VeriPy -- A New Python-Based Approach for SDR Pipelined/Unrolled Hardware Accelerator Generation
Yuqin Zhao, Linghui Ye, Haihang Xia, Luke Seed, Tiantai Deng
TL;DR
VeriPy presents a Python-based SDR-specific HLS tool that automatically generates unrolled and pipelined Verilog from Python algorithms, with automatic testbench generation, an extensible hardware library, and performance/resource estimation. It employs a one-to-one mapping between Python functions and hardware modules using a binary-tree IR, enabling synthesizable Verilog with improved readability and reuse. Evaluation across SDR benchmarks shows VeriPy can reach up to 1.7× the frequency of pragma-optimised Vivado HLS designs, with resource usage comparable to hand-coded Verilog, illustrating a practical trade-off between ease-of-use and hardware efficiency.
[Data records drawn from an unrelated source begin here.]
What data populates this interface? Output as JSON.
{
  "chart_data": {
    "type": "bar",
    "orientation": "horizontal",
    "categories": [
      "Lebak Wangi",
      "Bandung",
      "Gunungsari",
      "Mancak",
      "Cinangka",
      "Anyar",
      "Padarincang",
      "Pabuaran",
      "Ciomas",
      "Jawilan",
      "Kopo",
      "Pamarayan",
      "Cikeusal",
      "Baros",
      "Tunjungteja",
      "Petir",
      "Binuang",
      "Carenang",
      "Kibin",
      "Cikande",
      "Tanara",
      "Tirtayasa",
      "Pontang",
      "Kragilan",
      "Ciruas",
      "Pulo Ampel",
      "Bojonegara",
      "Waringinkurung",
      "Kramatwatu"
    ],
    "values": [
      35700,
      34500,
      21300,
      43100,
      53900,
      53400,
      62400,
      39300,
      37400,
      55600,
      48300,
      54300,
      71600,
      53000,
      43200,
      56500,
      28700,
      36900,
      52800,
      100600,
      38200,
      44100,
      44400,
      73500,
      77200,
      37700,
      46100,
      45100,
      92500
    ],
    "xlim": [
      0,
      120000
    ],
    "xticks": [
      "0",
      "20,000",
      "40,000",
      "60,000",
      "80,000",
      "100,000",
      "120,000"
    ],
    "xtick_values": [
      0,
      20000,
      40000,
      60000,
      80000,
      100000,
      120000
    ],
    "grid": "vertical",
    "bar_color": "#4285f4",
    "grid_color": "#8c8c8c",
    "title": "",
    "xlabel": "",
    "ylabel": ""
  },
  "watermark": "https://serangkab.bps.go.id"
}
The framework lowers the barrier for SDR engineers to leverage FPGA accelerators, while offering pathways for further optimization and library expansion.
Abstract
Software-defined radio (SDR) plays an important role in the communication field by providing a flexible and customized communication system for different purposes according to the needs. To enhance the performance of SDR applications, hardware accelerators have been widely deployed in recent years. In facing this obstacle, a necessity arises for a high-level synthesis (HLS) tool specifically designed for communication engineers without detailed hardware knowledge. To lower the barrier between SDR engineers and hardware development, this work proposed a Python-based HLS tool, VeriPy, which can generate both mainstream architecture for hardware accelerators in Verilog specifically for SDR designs including unrolled design and pipelined design, requiring no detailed digital hardware knowledge or Hardware Description Languages (HDL). Furthermore, VeriPy supports automatic testbench generation with random input stimulus, an extensible hardware library, performance and resource estimation, and offers strong optimisation potential at both the algorithmic and digital hardware levels. The generated hardware design by VeriPy can achieve up to 70% faster operating frequency compared to pragma-optimised Vivado HLS designs with a reasonably higher resource con-sumption while delivering comparable performance and resource consumption to hand-coded implementations. Regarding code complexity, VeriPy requires no pragmas, completely eliminating the need for low-level hardware knowledge. For straightforward algorithms, the input code length remains comparable to that of Vivado HLS.